ABC: Adventures in Religion News

Hours before the funeral of Israeli Prime Minister Yitzhak Rabin, an ABC News colleague brought Peter Jennings a copy of "The Jewish Mourners Book of Why."

"I found the explanation of Jewish burial so fascinating that I incorporated a good deal of it into my funeral commentary," said the veteran anchorman, in a recent address at Harvard University's Divinity School. "If my mail is a guide, the audience much appreciated it. Contrary to what many news executives have believed in the past, news of the soul is very much news."

It's been two years since Jennings raised eyebrows in major television newsrooms -- including his own -- by deciding that religion was worthy of full-time coverage by a journalist trained to handle this complex and powerful subject.
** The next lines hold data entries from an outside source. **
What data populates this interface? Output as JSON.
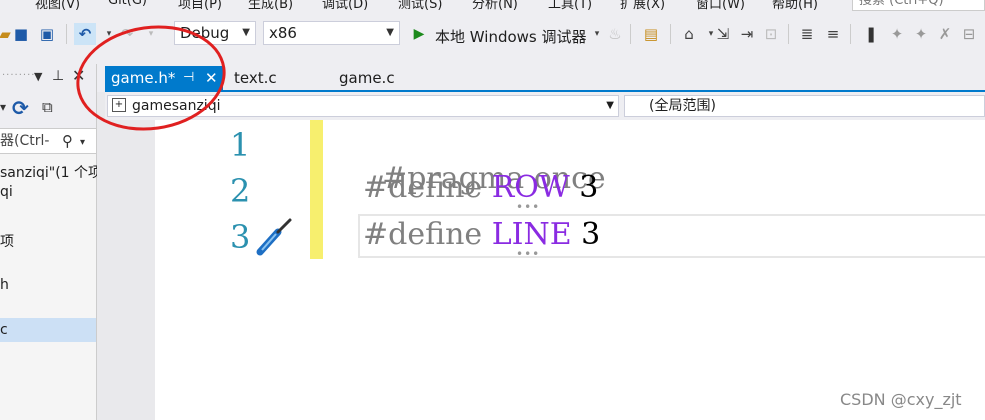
{
  "menu": {
    "items": [
      "视图(V)",
      "Git(G)",
      "项目(P)",
      "生成(B)",
      "调试(D)",
      "测试(S)",
      "分析(N)",
      "工具(T)",
      "扩展(X)",
      "窗口(W)",
      "帮助(H)"
    ],
    "search_placeholder": "搜索 (Ctrl+Q)"
  },
  "toolbar": {
    "config": "Debug",
    "platform": "x86",
    "run_label": "本地 Windows 调试器"
  },
  "solution_panel": {
    "search_text": "器(Ctrl-",
    "tree": [
      "sanziqi\"(1 个项",
      "qi",
      "项",
      "h",
      "c"
    ]
  },
  "tabs": [
    {
      "label": "game.h*",
      "pin": "⊣",
      "close": "✕"
    },
    {
      "label": "text.c"
    },
    {
      "label": "game.c"
    }
  ],
  "navbar": {
    "project": "gamesanziqi",
    "scope": "(全局范围)"
  },
  "editor": {
    "lines": [
      {
        "num": "1",
        "kw": "#pragma once",
        "mac": "",
        "val": ""
      },
      {
        "num": "2",
        "kw": "#define ",
        "mac": "ROW",
        "val": " 3"
      },
      {
        "num": "3",
        "kw": "#define ",
        "mac": "LINE",
        "val": " 3"
      }
    ]
  },
  "watermark": "CSDN @cxy_zjt",
  "colors": {
    "accent": "#007acc",
    "annotation": "#e02020",
    "macro": "#8a2be2",
    "line_number": "#2b91af"
  }
}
People still ask why he did it. The answer, obviously, begins with Jennings' work in the Middle East, Russia, Northern Ireland, Bosnia and in the American South during the civil rights era. And in 1992, he said ABC crews kept returning from trips to Middle America with "this gnawing feeling that we were missing something if we didn't talk to people about the effect that their religious beliefs might have on their presidential choice."
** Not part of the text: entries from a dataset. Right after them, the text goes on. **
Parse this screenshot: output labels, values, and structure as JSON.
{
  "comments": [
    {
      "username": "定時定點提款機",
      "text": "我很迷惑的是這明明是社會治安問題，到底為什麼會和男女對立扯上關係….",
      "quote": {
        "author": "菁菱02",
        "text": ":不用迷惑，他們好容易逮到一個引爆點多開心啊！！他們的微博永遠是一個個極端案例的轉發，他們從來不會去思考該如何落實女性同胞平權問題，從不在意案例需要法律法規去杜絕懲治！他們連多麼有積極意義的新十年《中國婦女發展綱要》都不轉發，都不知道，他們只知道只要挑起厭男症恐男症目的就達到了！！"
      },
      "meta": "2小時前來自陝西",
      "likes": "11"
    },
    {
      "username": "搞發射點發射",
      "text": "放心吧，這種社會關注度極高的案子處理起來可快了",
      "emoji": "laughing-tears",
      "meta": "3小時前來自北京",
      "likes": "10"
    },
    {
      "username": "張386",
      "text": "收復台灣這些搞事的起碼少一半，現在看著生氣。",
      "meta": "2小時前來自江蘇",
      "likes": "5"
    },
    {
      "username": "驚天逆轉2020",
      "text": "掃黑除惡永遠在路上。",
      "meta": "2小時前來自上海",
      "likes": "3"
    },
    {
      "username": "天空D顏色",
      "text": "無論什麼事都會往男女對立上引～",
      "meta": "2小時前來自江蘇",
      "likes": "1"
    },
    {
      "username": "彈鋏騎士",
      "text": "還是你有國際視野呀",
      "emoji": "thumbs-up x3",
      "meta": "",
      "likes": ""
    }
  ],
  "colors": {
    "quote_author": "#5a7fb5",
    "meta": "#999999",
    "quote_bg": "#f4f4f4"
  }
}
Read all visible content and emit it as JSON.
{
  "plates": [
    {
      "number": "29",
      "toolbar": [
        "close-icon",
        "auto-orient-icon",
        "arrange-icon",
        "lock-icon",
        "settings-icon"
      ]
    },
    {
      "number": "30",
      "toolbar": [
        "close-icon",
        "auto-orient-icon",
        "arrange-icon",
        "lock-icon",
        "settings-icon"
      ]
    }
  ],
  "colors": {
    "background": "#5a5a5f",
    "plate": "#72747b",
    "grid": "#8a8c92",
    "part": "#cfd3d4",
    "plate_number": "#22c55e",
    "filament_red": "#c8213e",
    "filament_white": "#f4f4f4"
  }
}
Cutting to the bottom line, Jennings has, several times, said that American Agenda correspondent Peggy Wehmeyer's religion reports -- 27 so far -- have drawn more audience response than any other subject covered on ABC's World News Tonight.
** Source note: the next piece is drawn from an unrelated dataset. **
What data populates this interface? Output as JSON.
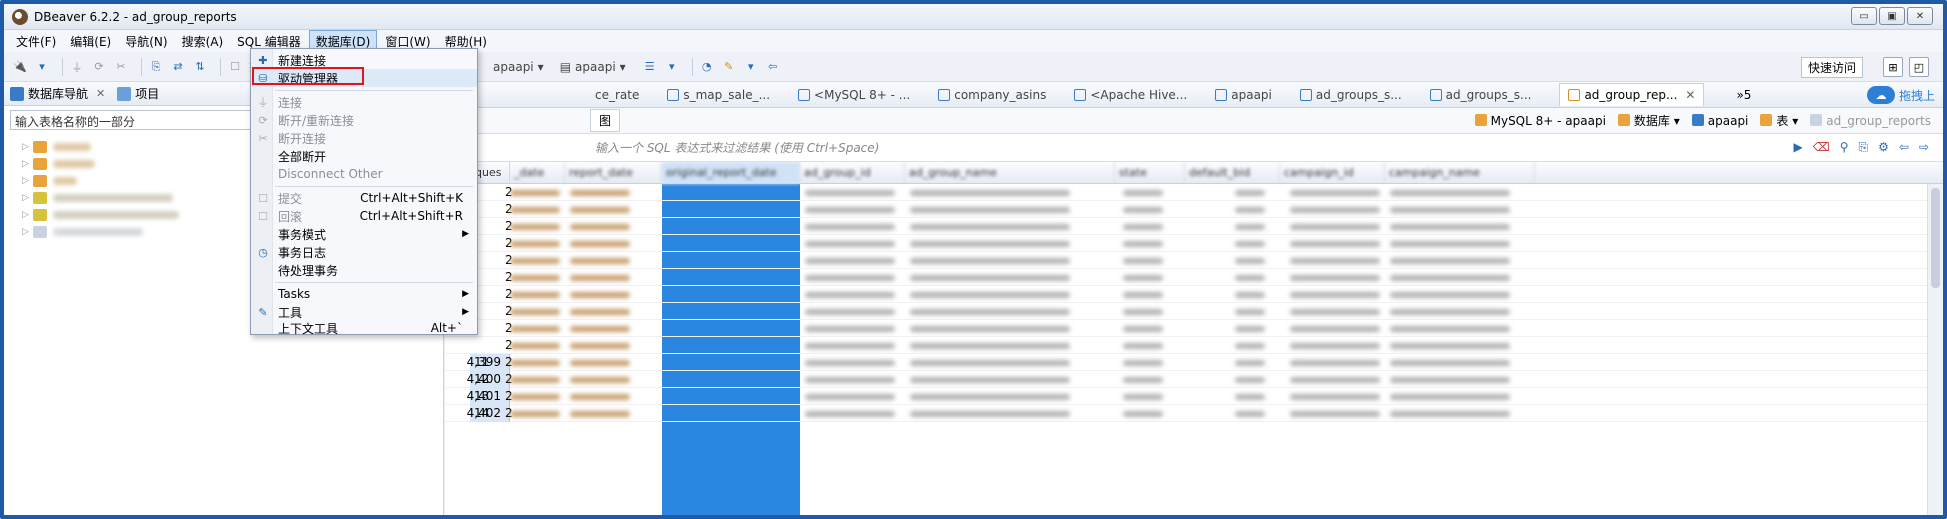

"It is ludicrous that we are the only national television network to have a full-time religion reporter," he said. "Every other human endeavor is the subject of continuing coverage by us -- politics and cooking, business and foreign policy, sports and sex and entertainment. But religion, which we know from every reasonable yardstick to be a crucial force in the daily life of the world, has so few specialists that they are hardly visible on the page or on the screen."

As a veteran CBS News producer once put it, the typical TV journalist is only interested in religion when the story is about "politics, pageantry or pedophilia."

Thus, most media reports ignore religion and appear to focus on the lives of "a nation of body doubles" -- people who have the bodies, but not the souls, of typical Americans, argues journalist Scott Morris. This is one reason the nation suffers from a condition he calls "Cultural Disconnect."

This split is not "between intellectuals and non-intellectuals -- it is not between bookish scholars and virile factory workers," said Morris, writing in The Weekly Standard. "The divide is between people who have been socialized and educated in a secular culture in a way that has sealed them off from religion, and people who are either religious or at least familiar with the language and motivations of religious people."

Naturally, many religious people claim that America's media elites are on the cutting edge of a savvy conspiracy to hurt the faithful. This only adds to the confusion.

"But there is no such conspiracy," notes Morris. Instead, it helps to think of those who cannot grasp religion's power as "severely handicapped, in terms of their ability to understand America. They have eyes, but the cannot see. They have ears, but they cannot hear. American life appears to them as a bizarre pageant where people succumb to inexplicable motivations."

Jennings wasn't this blunt. But he did say some ABC staffers believe he has become "positively pedantic" about finding a spiritual angle in news stories -- from higher education to prime- time TV, from medicine to criminal justice. Wehmeyer's work has inspired so much comment that "inside the network, some people have been uncomfortable dealing with the issues she confronts, or with the language of spirituality that she often uses," he said.

Nevertheless, Wehmeyer will be a full participant in ABC's team covering the 1996 elections, said Jennings. Also, full-time campaign reporters have been assigned to cover the Christian Coalition and the Nation of Islam.

Meanwhile, each new religion story sets off another wave of reactions -- most positive, but some negative. "So many people," said Jennings, "seemed spooked by religion."